Unexpected effects of antibiotics on leaf shredding detritivores

In this post, Mirco Bundschuh highlights the results of their recent paper “Antibiotic mixture effects on growth of the leaf-shredding stream detritivore Gammarus fossarum”.

Bacteria imaged via epifluorescence microscopy (photo by M. Konschak)

Antibiotics are a vital part of today’s medicine, mostly being used for treating bacterial infections. However, when released into aquatic ecosystems, these substances may affect microbial communities that are at the base of food webs and perform a range of fundamental ecosystem functions. As one essential function, microbial communities colonize organic material and thereby increase its nutritious quality for higher trophic levels. By affecting microbial communities, antibiotics may thus ultimately interfere with the entire interplay between bacteria and fungi during this colonization process.

In an earlier publication, we have shown that the palatability of microorganism-colonized leaf material, measured via the food selection behavior of leaf-shredding gammarids, is increased in presence of antibiotics relative to a scenario in which no chemical stress was applied. Based on this finding, it was assumed that organisms feeding on leaf material colonized in presence of antibiotics (at 2 and 200 µg/L) show higher growth relative to the control, whereas a simultaneous exposure to antibiotics via the water phase has only a limited impact.

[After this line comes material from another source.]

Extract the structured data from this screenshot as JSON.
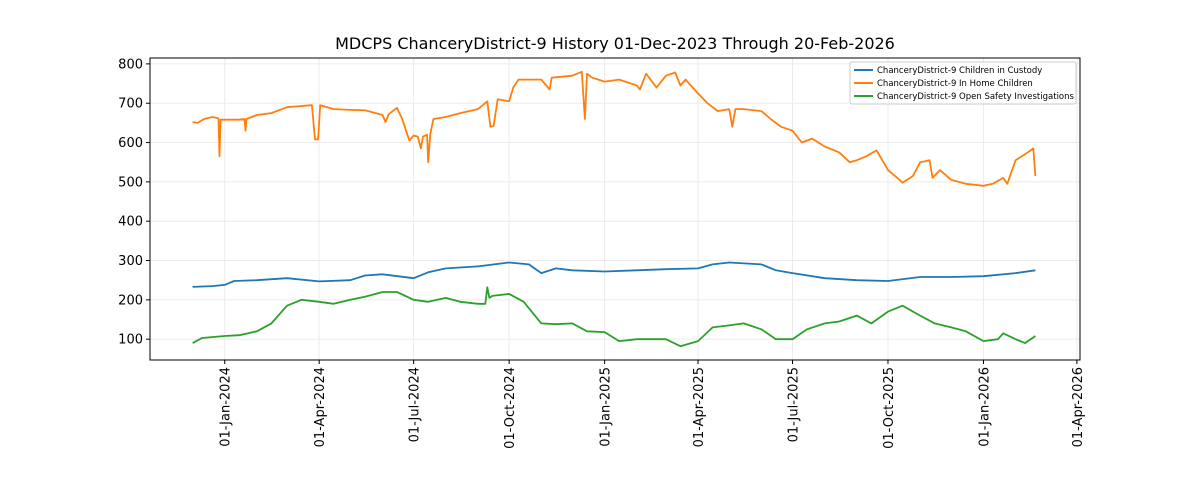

In this present study, however, the antibiotics had no effect on abundance and biomass of the two most important microbial groups, namely bacteria and fungi. Nevertheless, modification of leaf quality through shifts in the fungal community composition may have triggered the observed faster growth of gammarids at 2 µg antibiotics/L. At the highest test concentration, gammarid growth was not stimulated, which might have been driven by a modified ability of the gut microflora to assimilate nutrients and carbon. Furthermore, the observed lack of an increase in the diameter of the gammarids’ peduncles, despite an increase in gammarid mass, suggests antibiotic-induced effects in the moulting cycle. Although the processes responsible for the observed effects have not yet been identified, these results indicate unexpected bottom-up directed effects of antibiotics in heterotrophic food webs that warrant further research.

The paper was authored by Mirco Bundschuh, Ralf Schulz and external collaborators and is published under the open access agreement in Ecotoxicology.